The Magnificent Two might sound like a western spoof, but it's not, it's a parody of all those South American revolutionary films. What do you mean you've never seen a South American revolutionary film? There must be one. Anyway, it was better known as the final film to star British comedy duo Morecambe and Wise, unless you count their last effort, Night Train to Murder made at the end of their careers and barely released. This was probably the least of their trio of sixties big screen efforts, but that's not to say it was completely worthless.
There is something offputting about the production, though, and it's not what you might expect. No, it's not the poor material, worked on by four screenwriters including their two main television writers of the decade, it's the gratuitous violence. It may sound ridiculous to complain about the levels of bloodshed in a Morecambe and Wise project, but not ten minutes goes by without someone being shot or otherwise attacked, and sometimes it's the stars getting hurt. Not only that, but at the end it's them doing the shooting as well, although director Cliff Owen ensures that we never see them kill anyone.

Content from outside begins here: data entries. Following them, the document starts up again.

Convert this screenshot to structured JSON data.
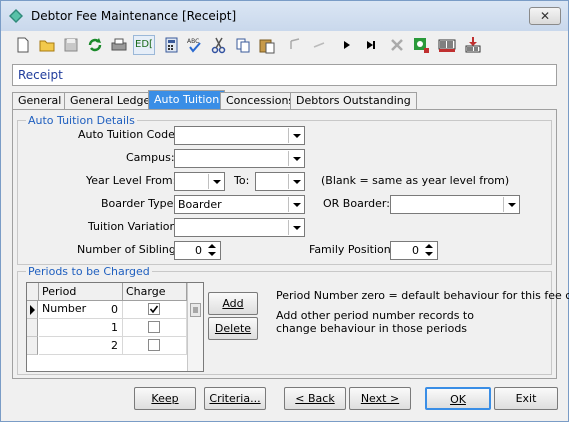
{
  "window": {
    "title": "Debtor Fee Maintenance  [Receipt]",
    "close_label": "✕"
  },
  "toolbar": {
    "items": [
      "new-doc",
      "open-folder",
      "save",
      "refresh",
      "print",
      "edit",
      "calculator",
      "spell-check",
      "cut",
      "copy",
      "paste",
      "undo",
      "redo",
      "next-record",
      "last-record",
      "delete",
      "find",
      "barcode",
      "export"
    ],
    "edit_label": "ED["
  },
  "header": {
    "title": "Receipt"
  },
  "tabs": [
    {
      "label": "General"
    },
    {
      "label": "General Ledger"
    },
    {
      "label": "Auto Tuition",
      "active": true
    },
    {
      "label": "Concessions"
    },
    {
      "label": "Debtors Outstanding"
    }
  ],
  "auto_tuition": {
    "legend": "Auto Tuition Details",
    "code_label": "Auto Tuition Code:",
    "code_value": "",
    "campus_label": "Campus:",
    "campus_value": "",
    "year_from_label": "Year Level From:",
    "year_from_value": "",
    "to_label": "To:",
    "to_value": "",
    "year_note": "(Blank = same as year level from)",
    "boarder_type_label": "Boarder Type:",
    "boarder_type_value": "Boarder",
    "or_boarder_label": "OR Boarder:",
    "or_boarder_value": "",
    "variation_label": "Tuition Variation:",
    "variation_value": "",
    "siblings_label": "Number of Siblings:",
    "siblings_value": "0",
    "family_label": "Family Position:",
    "family_value": "0"
  },
  "periods": {
    "legend": "Periods to be Charged",
    "columns": [
      "Period Number",
      "Charge"
    ],
    "rows": [
      {
        "period": "0",
        "charge": true
      },
      {
        "period": "1",
        "charge": false
      },
      {
        "period": "2",
        "charge": false
      }
    ],
    "add_label": "Add",
    "delete_label": "Delete",
    "info1": "Period Number zero = default behaviour for this fee code",
    "info2": "Add other period number records to change behaviour in those periods"
  },
  "footer": {
    "keep": "Keep",
    "criteria": "Criteria...",
    "back": "< Back",
    "next": "Next >",
    "ok": "OK",
    "exit": "Exit"
  },
  "colors": {
    "accent": "#3a8ee6",
    "legend": "#1f5fbf",
    "header_text": "#1f3c9c"
  }
}
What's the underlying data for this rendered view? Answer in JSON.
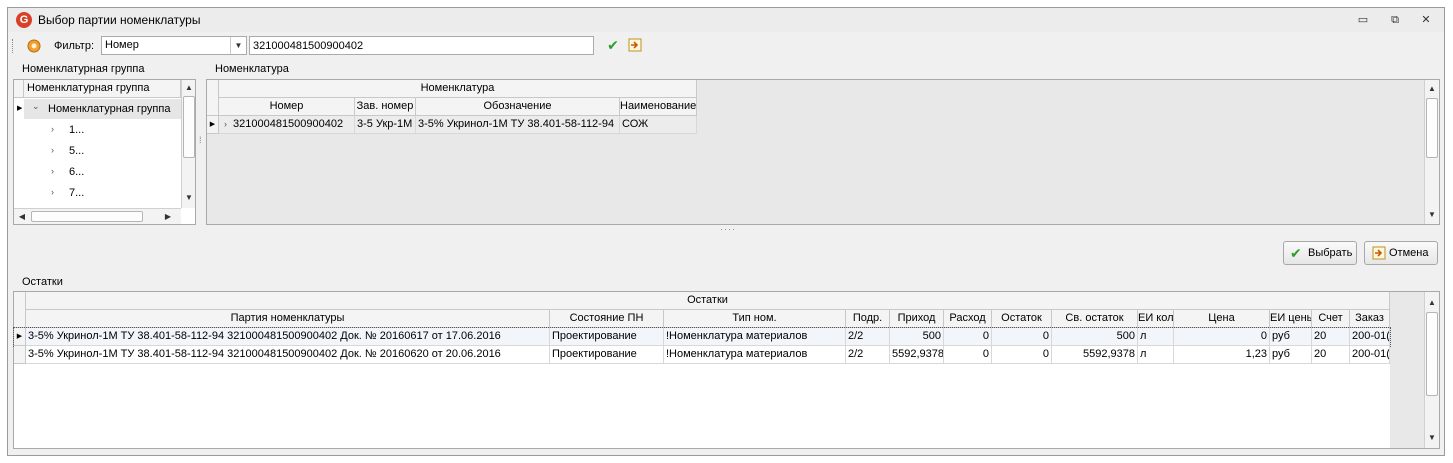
{
  "window": {
    "title": "Выбор партии номенклатуры",
    "buttons": {
      "minimize": "▭",
      "restore": "⧉",
      "close": "✕"
    }
  },
  "toolbar": {
    "filter_label": "Фильтр:",
    "filter_field": "Номер",
    "filter_value": "321000481500900402"
  },
  "group_panel": {
    "title": "Номенклатурная группа",
    "column_header": "Номенклатурная группа",
    "root": "Номенклатурная группа",
    "children": [
      "1...",
      "5...",
      "6...",
      "7..."
    ]
  },
  "nomenclature_panel": {
    "title": "Номенклатура",
    "band_header": "Номенклатура",
    "columns": [
      "Номер",
      "Зав. номер",
      "Обозначение",
      "Наименование"
    ],
    "rows": [
      [
        "321000481500900402",
        "3-5 Укр-1М",
        "3-5% Укринол-1М ТУ 38.401-58-112-94",
        "СОЖ"
      ]
    ]
  },
  "buttons": {
    "select": "Выбрать",
    "cancel": "Отмена"
  },
  "stock_panel": {
    "title": "Остатки",
    "band_header": "Остатки",
    "columns": [
      "Партия номенклатуры",
      "Состояние ПН",
      "Тип ном.",
      "Подр.",
      "Приход",
      "Расход",
      "Остаток",
      "Св. остаток",
      "ЕИ кол",
      "Цена",
      "ЕИ цены",
      "Счет",
      "Заказ"
    ],
    "rows": [
      [
        "3-5% Укринол-1М ТУ 38.401-58-112-94 321000481500900402 Док. № 20160617 от 17.06.2016",
        "Проектирование",
        "!Номенклатура материалов",
        "2/2",
        "500",
        "0",
        "0",
        "500",
        "л",
        "0",
        "руб",
        "20",
        "200-01("
      ],
      [
        "3-5% Укринол-1М ТУ 38.401-58-112-94 321000481500900402 Док. № 20160620 от 20.06.2016",
        "Проектирование",
        "!Номенклатура материалов",
        "2/2",
        "5592,9378",
        "0",
        "0",
        "5592,9378",
        "л",
        "1,23",
        "руб",
        "20",
        "200-01("
      ]
    ]
  },
  "colors": {
    "accent": "#d8402a",
    "ok": "#2e9b2e",
    "window_bg": "#f0f0f0"
  }
}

The significance of the men who fell out the train is that one of them was a great leader in waiting and he just happened to be the double of Eric, in a real groaner of a comedy cliché. So naturally Eric ends up being drafted to pose as the new leader of the country after the previous one is deposed in a coup, and there's some confusion about whose side we are supposed to be on, the old President or the revolutionaries. The answer is that we're meant to be on the side of both and neither at the same time, so some of the old government are decent sorts while some of the revolutionaries are worth getting behind too.
Mostly the women, as it turns out, and Eric and Ern aren't fighting over the attentions of one female this time, they get one each. Eric's prospective girlfriend is Carla (Margit Saad), a machine gun-toting equal rights advocate, but it's not long before the plans to stage an assassination of Eric are being but into effect. He thinks it's a set up, but of course the assassins have other ideas, leading to him being floored by a bullet (see what I mean?). There are a few amusing bits, mostly around the television broadcast Eric gives where he refuses to stick to the script and makes extravagant promises that his underlings cannot keep, but this indicates in its way that T.V. was the best place for the duo. Ending with a bunch of women in their underwear saving the day, let's say the film was of its time and leave it at that. Music by Ron Goodwin.